Algorithmia Tested: Human vs Automated Tag Generation
Algorithmia, the marketplace for algorithms, can be a platform for hosting APIs to do a plethora of text analytics and information retrieval tasks. Automatic post tagging is done in this case study to demonstrate the effectiveness and ease-of-use of the platform.
Conclusions – Tagging
The results are interesting. For the tags, it seems much of the categorization done when writing articles is automatically extracted by Algorithmia. For example, most articles in the news category on KDnuggets are given the news tag. Also, the automatically generated tags are sometimes very specific to the article. For example, the tag “treenet” was generated for these articles in May and January 2014, five months apart. I’d expect a human editor wouldn’t make these connections, and this shows one of the big benefits you can reap from machine-generated tags.
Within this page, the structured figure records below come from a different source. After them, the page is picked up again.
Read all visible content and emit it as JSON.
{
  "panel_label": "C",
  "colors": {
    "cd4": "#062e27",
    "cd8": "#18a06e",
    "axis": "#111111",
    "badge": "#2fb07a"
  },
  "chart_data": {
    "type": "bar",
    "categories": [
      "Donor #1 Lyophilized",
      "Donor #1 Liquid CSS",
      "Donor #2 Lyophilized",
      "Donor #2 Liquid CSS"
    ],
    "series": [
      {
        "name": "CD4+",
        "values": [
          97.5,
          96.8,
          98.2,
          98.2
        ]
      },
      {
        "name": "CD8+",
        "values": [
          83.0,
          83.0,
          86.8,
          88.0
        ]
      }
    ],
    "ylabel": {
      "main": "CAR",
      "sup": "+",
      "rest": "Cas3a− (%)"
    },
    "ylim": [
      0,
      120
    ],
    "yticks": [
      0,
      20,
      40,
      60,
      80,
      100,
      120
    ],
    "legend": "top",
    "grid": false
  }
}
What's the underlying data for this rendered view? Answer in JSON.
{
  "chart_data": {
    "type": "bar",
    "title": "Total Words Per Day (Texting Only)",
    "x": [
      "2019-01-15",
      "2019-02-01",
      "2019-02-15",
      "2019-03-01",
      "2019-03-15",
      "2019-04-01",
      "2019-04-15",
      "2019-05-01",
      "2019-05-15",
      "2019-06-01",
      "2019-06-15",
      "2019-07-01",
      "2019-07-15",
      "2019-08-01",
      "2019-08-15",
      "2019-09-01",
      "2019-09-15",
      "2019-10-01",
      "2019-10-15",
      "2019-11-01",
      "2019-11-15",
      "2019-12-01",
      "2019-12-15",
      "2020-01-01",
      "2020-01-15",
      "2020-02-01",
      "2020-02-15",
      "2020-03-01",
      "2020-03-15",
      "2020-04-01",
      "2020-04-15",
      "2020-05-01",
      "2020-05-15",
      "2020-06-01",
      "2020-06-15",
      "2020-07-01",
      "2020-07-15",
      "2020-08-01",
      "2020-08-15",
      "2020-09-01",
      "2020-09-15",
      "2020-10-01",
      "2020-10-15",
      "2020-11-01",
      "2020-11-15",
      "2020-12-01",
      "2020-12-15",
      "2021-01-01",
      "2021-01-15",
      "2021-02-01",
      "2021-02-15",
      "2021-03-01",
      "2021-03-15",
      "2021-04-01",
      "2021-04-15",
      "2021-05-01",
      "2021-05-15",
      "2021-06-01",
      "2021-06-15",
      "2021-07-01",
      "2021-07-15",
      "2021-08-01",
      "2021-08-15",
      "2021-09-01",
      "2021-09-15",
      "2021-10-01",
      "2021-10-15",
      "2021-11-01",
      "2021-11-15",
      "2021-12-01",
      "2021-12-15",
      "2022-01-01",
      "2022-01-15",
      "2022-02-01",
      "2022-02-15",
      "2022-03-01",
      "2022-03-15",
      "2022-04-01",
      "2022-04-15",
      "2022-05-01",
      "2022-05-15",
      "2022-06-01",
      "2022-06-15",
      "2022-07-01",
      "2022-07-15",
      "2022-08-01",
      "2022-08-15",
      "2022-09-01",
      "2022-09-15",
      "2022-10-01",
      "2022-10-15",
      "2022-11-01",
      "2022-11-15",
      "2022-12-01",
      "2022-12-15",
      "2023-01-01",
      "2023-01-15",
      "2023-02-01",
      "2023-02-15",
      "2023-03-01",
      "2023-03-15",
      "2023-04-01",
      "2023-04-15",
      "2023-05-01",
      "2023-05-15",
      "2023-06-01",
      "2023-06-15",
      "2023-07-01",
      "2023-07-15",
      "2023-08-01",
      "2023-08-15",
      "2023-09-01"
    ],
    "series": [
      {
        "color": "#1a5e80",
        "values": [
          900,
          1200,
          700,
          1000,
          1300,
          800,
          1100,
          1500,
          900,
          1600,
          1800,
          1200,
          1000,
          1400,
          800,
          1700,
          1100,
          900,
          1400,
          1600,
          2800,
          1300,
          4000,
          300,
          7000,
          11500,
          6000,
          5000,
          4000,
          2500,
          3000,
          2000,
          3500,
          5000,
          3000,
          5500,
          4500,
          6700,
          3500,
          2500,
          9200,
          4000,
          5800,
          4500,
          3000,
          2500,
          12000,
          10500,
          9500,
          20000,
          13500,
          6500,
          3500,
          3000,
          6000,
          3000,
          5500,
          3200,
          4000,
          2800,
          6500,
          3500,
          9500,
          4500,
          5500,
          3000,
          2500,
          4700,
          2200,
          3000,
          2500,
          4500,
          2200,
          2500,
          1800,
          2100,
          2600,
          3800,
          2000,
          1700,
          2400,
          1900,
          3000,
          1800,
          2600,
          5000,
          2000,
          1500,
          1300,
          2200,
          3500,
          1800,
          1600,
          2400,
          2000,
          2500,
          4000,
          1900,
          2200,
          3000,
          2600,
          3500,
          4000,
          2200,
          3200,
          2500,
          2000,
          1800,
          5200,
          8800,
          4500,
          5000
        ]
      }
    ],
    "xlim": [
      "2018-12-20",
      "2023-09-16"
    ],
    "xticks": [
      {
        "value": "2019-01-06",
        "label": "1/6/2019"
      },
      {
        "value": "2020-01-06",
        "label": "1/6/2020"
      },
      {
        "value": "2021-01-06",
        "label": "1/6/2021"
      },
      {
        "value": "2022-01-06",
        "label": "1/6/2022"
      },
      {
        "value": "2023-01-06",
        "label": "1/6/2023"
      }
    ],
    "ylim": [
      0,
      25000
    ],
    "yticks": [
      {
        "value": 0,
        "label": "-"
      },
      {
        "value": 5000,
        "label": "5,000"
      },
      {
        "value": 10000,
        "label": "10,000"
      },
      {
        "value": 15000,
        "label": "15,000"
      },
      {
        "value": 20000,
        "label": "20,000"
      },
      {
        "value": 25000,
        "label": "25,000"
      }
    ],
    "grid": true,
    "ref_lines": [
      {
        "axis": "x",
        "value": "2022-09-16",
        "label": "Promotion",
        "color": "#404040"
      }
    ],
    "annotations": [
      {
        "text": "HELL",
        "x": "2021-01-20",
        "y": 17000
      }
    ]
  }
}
Table 1: Top Tags by Frequency
|Rank||Hand Generated||Machine Generated|
|1||Big Data (2.0%)||Data (5.2%)|
|2||Machine Learning (1.8%)||Analytics (2.4%)|
|3||Hadoop (1.4%)||Data Analytics (1.9%)|
|4||Data Science (1.4%)||Big (1.7%)|
|5||Deep Learning (1.2%)||News (1.6%)|
|6||Interview (1.0%)||Big Data (1.5%)|
|7||R (1.0%)||Data News (1.3%)|
|8||Data Mining (0.9%)||Mining (1.2%)|
|9||Data Science (0.9%)||Science (1.2%)|
|10||Analytics (0.8%)||Data Mining (1.2%)|
The table above paints a picture that the machine generated and hand tags do diverge to some degree. Many of the top tags are similar like data science, data mining and big data.
But the itemset-generated tags tend to be distributed more heavily towards the more common tags."Data" alone accounts for 5.2% of those tags. This makes the some of the machine-generated tags somewhat less useful. But this also goes along in the same vein as having common tags used as high-level classifications of posts. Note that "KDnuggets" was an extremely common tag in the machine tags, but was removed because of the redundancy of tagging posts from KDnuggets with the name of the site.
One weakness of the automatic tag generation is that irrelevant tags that aren’t in most lists of stop words aren’t caught. The most obvious examples are the link shorteners
shrd.bywhich are common in top twitter posts. On top of this, every permutation of big, data, science, mining, analytics, and social, can show up, which is again partially attributable to data cleaning. To make the automatic tags more palatable, a more site-specific list of stop words would be required.
With this in mind, I think the optimal workflow would involve some degree of human tagging augmented by machine tagging after the fact. Perhaps rerunning the tagging algorithm offline every month on the whole corpus to draw connections between articles that may not come to mind immediately to a human tagger when publishing.
Conclusions – Algorithmia
The online editors work how you’d expect for the language, with the Python editor being quick and offering good autocomplete. Accessing the API created around your algorithm is really easy, and it’s nice that a lot of the sample generation is done for you. There is one part of this process that wasn’t entirely clear – turning and algorithm from private to public – but this was easy to figure out after trying to publish a new minor revision and seeing the option.
It will be interesting to watch this platform develop. I could imagine research papers publishing an online version of their algorithm as a sort of demo. This would be great to see and would impress me as a reader. I could also see companies using Algorithmia to offload some work to the cloud. For example, if an algorithm needed to be run intermittently (so as to not necessitate its own hardware), but might need to be called on-demand, Algorithmia would be a good option. Working with Algorithmia has been a pleasure and I’d definitely recommend it to friends.